Be Your Best Self
Written by: Rebekah Ballagh
Allen & Unwin
Reviewed by: Jo Lucre
With a unique style that is somewhat quaint but spot on, and illustrations that are twee and childlike, yet charmingly endearing, Be Your Best Self covers 10 life-changing ideas to reach your full potential. Be Your Best Self – not your sticky self, your worrying self, or your mind-reading self, but your best self, author Rebekah Ballagh says.
If you’re wondering about the sticky self, I’m referring to sticky thinking. In Be Your Best Self, Ballagh describes the times our minds are most vulnerable to negative thinking. Think hormones, lack of sleep, or a body that’s coffee or alcohol addled.
The author gives limiting behaviours and habits an almost human-like quality of their own – like mind reading, which feels like the anti-hero of constructive thinking. Mind reading is where you decide what others are thinking and it’s the type of quasi-skill that gets us into all sorts of trouble.
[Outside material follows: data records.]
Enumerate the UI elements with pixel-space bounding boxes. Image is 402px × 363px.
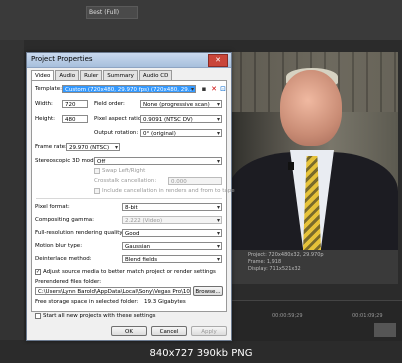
- motion-blur-dropdown[interactable]: Gaussian: [122, 242, 222, 250]
- start-all-label: Start all new projects with these settin…: [43, 313, 156, 319]
- field-order-dropdown[interactable]: None (progressive scan): [140, 100, 222, 108]
- timeline[interactable]: 00:00:59;29 00:01:09;29: [228, 300, 402, 341]
- swap-label: Swap Left/Right: [102, 168, 146, 174]
- preview-info-frame: Frame: 1,918: [248, 259, 282, 265]
- compositing-gamma-dropdown[interactable]: 2.222 (Video): [122, 216, 222, 224]
- pixel-aspect-dropdown[interactable]: 0.9091 (NTSC DV): [140, 115, 222, 123]
- frame-rate-label: Frame rate:: [35, 144, 67, 150]
- timeline-mark: 00:00:59;29: [272, 313, 303, 319]
- preview-info-project: Project: 720x480x32, 29.970p: [248, 252, 324, 258]
- close-button[interactable]: ✕: [208, 54, 228, 67]
- preview-info-display: Display: 711x521x32: [248, 266, 301, 272]
- save-template-icon[interactable]: ▪: [200, 85, 208, 93]
- delete-template-icon[interactable]: ✕: [210, 85, 218, 93]
- swap-checkbox[interactable]: [94, 168, 100, 174]
- host-toolbar: Best (Full): [0, 0, 402, 40]
- height-label: Height:: [35, 116, 56, 122]
- dialog-tabs: Video Audio Ruler Summary Audio CD: [31, 70, 173, 82]
- compositing-gamma-label: Compositing gamma:: [35, 217, 95, 223]
- template-dropdown[interactable]: Custom (720x480, 29.970 fps) (720x480, 2…: [62, 85, 196, 93]
- cancel-button[interactable]: Cancel: [151, 326, 187, 336]
- image-caption: 840x727 390kb PNG: [0, 345, 402, 363]
- project-properties-dialog: Project Properties ✕ Video Audio Ruler S…: [26, 52, 235, 341]
- render-quality-label: Full-resolution rendering quality:: [35, 230, 125, 236]
- output-rotation-label: Output rotation:: [94, 130, 139, 136]
- video-preview: [228, 52, 398, 250]
- stereo-dropdown[interactable]: Off: [94, 157, 222, 165]
- host-left-panel: [0, 40, 24, 340]
- match-media-icon[interactable]: ⊡: [219, 85, 227, 93]
- include-cancel-checkbox[interactable]: [94, 188, 100, 194]
- template-label: Template:: [35, 86, 62, 92]
- dialog-titlebar: Project Properties ✕: [27, 53, 231, 68]
- video-tab-panel: Template: Custom (720x480, 29.970 fps) (…: [31, 80, 235, 312]
- preview-quality-combo[interactable]: Best (Full): [86, 6, 138, 19]
- field-order-label: Field order:: [94, 101, 125, 107]
- divider: [36, 198, 222, 199]
- free-storage-value: 19.3 Gigabytes: [144, 299, 186, 305]
- crosstalk-field[interactable]: 0.000: [168, 177, 222, 185]
- ok-button[interactable]: OK: [111, 326, 147, 336]
- preview-info: Project: 720x480x32, 29.970p Frame: 1,91…: [228, 250, 398, 284]
- apply-button[interactable]: Apply: [191, 326, 227, 336]
- deinterlace-dropdown[interactable]: Blend fields: [122, 255, 222, 263]
- height-field[interactable]: 480: [62, 115, 88, 123]
- browse-button[interactable]: Browse...: [193, 286, 223, 296]
- timeline-mark: 00:01:09;29: [352, 313, 383, 319]
- pixel-aspect-label: Pixel aspect ratio:: [94, 116, 144, 122]
- prerendered-label: Prerendered files folder:: [35, 279, 102, 285]
- adjust-source-label: Adjust source media to better match proj…: [43, 269, 216, 275]
- crosstalk-label: Crosstalk cancellation:: [94, 178, 157, 184]
- pixel-format-dropdown[interactable]: 8-bit: [122, 203, 222, 211]
- dialog-title: Project Properties: [31, 55, 93, 63]
- width-field[interactable]: 720: [62, 100, 88, 108]
- render-quality-dropdown[interactable]: Good: [122, 229, 222, 237]
- stereo-label: Stereoscopic 3D mode:: [35, 158, 99, 164]
- output-rotation-dropdown[interactable]: 0° (original): [140, 129, 222, 137]
- prerendered-folder-field[interactable]: C:\Users\Lynn Barold\AppData\Local\Sony\…: [35, 287, 191, 295]
- frame-rate-dropdown[interactable]: 29.970 (NTSC): [66, 143, 120, 151]
- motion-blur-label: Motion blur type:: [35, 243, 83, 249]
- free-storage-label: Free storage space in selected folder:: [35, 299, 139, 305]
- timeline-clip[interactable]: [374, 323, 396, 337]
- start-all-checkbox[interactable]: [35, 313, 41, 319]
- pixel-format-label: Pixel format:: [35, 204, 70, 210]
- deinterlace-label: Deinterlace method:: [35, 256, 92, 262]
- adjust-source-checkbox[interactable]: ✓: [35, 269, 41, 275]
- include-cancel-label: Include cancellation in renders and from…: [102, 188, 235, 194]
- width-label: Width:: [35, 101, 53, 107]
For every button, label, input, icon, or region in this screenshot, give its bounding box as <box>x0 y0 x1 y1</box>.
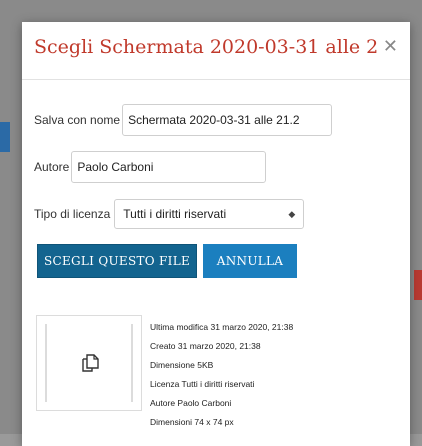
meta-size-value: 5KB <box>197 360 214 370</box>
save-as-label: Salva con nome <box>34 113 121 127</box>
meta-author: Autore Paolo Carboni <box>150 394 293 413</box>
file-picker-dialog: Scegli Schermata 2020-03-31 alle 21.2.. … <box>22 22 410 446</box>
meta-author-value: Paolo Carboni <box>177 398 232 408</box>
meta-dimensions-label: Dimensioni <box>150 417 193 427</box>
meta-created: Creato 31 marzo 2020, 21:38 <box>150 337 293 356</box>
file-copy-icon <box>82 354 99 372</box>
author-input[interactable]: Paolo Carboni <box>71 151 267 183</box>
meta-size-label: Dimensione <box>150 360 195 370</box>
background-page-element <box>414 270 422 300</box>
license-select-value: Tutti i diritti riservati <box>123 207 227 221</box>
meta-created-label: Creato <box>150 341 176 351</box>
file-preview <box>36 315 142 411</box>
save-as-row: Salva con nome Schermata 2020-03-31 alle… <box>34 104 333 136</box>
close-icon[interactable]: ✕ <box>383 37 398 57</box>
meta-license-label: Licenza <box>150 379 180 389</box>
cancel-button[interactable]: ANNULLA <box>203 244 297 278</box>
meta-dimensions: Dimensioni 74 x 74 px <box>150 413 293 432</box>
author-label: Autore <box>34 160 70 174</box>
author-row: Autore Paolo Carboni <box>34 151 267 183</box>
dialog-title: Scegli Schermata 2020-03-31 alle 21.2.. <box>34 36 379 58</box>
license-row: Tipo di licenza Tutti i diritti riservat… <box>34 199 305 229</box>
dialog-header: Scegli Schermata 2020-03-31 alle 21.2.. … <box>22 22 410 80</box>
meta-size: Dimensione 5KB <box>150 356 293 375</box>
meta-license: Licenza Tutti i diritti riservati <box>150 375 293 394</box>
meta-license-value: Tutti i diritti riservati <box>181 379 255 389</box>
background-page-element <box>0 122 10 152</box>
choose-file-button[interactable]: SCEGLI QUESTO FILE <box>37 244 197 278</box>
license-select[interactable]: Tutti i diritti riservati ◆ <box>114 199 305 229</box>
meta-modified: Ultima modifica 31 marzo 2020, 21:38 <box>150 318 293 337</box>
meta-created-value: 31 marzo 2020, 21:38 <box>177 341 261 351</box>
file-metadata: Ultima modifica 31 marzo 2020, 21:38 Cre… <box>150 318 293 432</box>
license-label: Tipo di licenza <box>34 207 111 221</box>
meta-author-label: Autore <box>150 398 176 408</box>
meta-dimensions-value: 74 x 74 px <box>194 417 234 427</box>
meta-modified-label: Ultima modifica <box>150 322 209 332</box>
select-arrows-icon: ◆ <box>288 208 296 219</box>
save-as-input[interactable]: Schermata 2020-03-31 alle 21.2 <box>122 104 333 136</box>
meta-modified-value: 31 marzo 2020, 21:38 <box>210 322 294 332</box>
file-preview-frame <box>45 324 133 402</box>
Ballagh says whenever you find yourself mind reading, “call it out” for what it is. “Oh, I’m mind reading here!” A way to test the validity of unhelpful thoughts instead is to perhaps ask someone if they are irritated by you, instead of deciding they are.
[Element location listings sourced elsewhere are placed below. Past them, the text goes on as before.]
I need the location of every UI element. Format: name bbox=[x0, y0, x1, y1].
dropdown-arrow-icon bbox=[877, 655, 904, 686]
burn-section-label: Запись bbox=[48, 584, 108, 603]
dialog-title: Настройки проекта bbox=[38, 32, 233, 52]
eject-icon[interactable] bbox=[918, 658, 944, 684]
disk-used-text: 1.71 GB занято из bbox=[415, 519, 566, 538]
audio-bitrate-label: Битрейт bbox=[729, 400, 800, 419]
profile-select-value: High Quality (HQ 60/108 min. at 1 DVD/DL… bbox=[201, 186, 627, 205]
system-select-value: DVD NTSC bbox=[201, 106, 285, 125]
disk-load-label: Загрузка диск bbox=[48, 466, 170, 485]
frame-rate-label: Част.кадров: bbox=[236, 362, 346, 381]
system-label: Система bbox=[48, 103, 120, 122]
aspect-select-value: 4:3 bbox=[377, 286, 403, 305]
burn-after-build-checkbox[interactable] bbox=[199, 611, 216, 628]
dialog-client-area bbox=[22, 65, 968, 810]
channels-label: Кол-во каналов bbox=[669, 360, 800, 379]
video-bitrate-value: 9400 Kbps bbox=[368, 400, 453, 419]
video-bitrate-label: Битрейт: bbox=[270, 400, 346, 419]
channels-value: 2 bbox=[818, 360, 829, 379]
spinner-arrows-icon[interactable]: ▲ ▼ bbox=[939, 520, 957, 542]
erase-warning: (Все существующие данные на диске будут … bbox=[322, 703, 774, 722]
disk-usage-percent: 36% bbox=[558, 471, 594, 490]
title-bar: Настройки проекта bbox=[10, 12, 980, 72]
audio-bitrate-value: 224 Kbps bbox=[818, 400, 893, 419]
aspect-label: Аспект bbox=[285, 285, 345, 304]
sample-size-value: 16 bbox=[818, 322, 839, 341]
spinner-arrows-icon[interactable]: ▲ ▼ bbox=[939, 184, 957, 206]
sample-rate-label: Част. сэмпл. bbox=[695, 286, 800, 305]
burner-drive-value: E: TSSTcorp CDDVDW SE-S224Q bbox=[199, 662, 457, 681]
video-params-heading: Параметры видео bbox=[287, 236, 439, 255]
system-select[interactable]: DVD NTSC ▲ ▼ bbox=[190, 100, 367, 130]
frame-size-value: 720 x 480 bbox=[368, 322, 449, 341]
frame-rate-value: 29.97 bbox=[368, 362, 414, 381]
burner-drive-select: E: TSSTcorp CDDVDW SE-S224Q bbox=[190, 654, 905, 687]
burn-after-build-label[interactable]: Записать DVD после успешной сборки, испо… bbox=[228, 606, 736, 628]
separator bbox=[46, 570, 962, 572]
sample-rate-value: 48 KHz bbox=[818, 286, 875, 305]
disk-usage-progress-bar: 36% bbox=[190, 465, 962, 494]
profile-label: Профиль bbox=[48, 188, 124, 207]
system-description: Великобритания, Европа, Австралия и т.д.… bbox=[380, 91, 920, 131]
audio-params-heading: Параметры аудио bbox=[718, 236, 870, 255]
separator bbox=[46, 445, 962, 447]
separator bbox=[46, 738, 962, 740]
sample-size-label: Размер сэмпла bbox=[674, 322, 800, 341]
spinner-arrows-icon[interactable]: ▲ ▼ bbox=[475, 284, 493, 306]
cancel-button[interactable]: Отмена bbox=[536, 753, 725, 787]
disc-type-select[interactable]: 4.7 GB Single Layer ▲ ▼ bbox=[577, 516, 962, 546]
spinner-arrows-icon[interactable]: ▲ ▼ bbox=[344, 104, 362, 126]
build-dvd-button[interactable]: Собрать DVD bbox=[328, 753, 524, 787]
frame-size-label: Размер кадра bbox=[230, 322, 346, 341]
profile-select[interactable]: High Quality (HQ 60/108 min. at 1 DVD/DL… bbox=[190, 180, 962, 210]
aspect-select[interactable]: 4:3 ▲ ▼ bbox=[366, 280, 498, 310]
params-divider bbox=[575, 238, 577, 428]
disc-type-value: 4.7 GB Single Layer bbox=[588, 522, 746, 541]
Ballagh talks about creating a life map to pinpoint the origins of our limiting core beliefs, and how negative thoughts about ourselves and our pasts can perpetuate a cycle of such beliefs. Drilling down to the very heart of a core belief can be confronting. Again, she says, call out the belief at play. Question its authority and veracity. “It is not true and it no longer serves me”.
Setting boundaries is actually a form of self-care, Ballagh says. A favourite from the chapter Protect Your Energy: a yes is also a no. Remember, when you say yes to someone else, you are likely saying no to yourself.
Each chapter concludes with a little summary, a succinct reinforcement of the ideas within, with extra little nuggets and reminders to help you Be Your Best Self.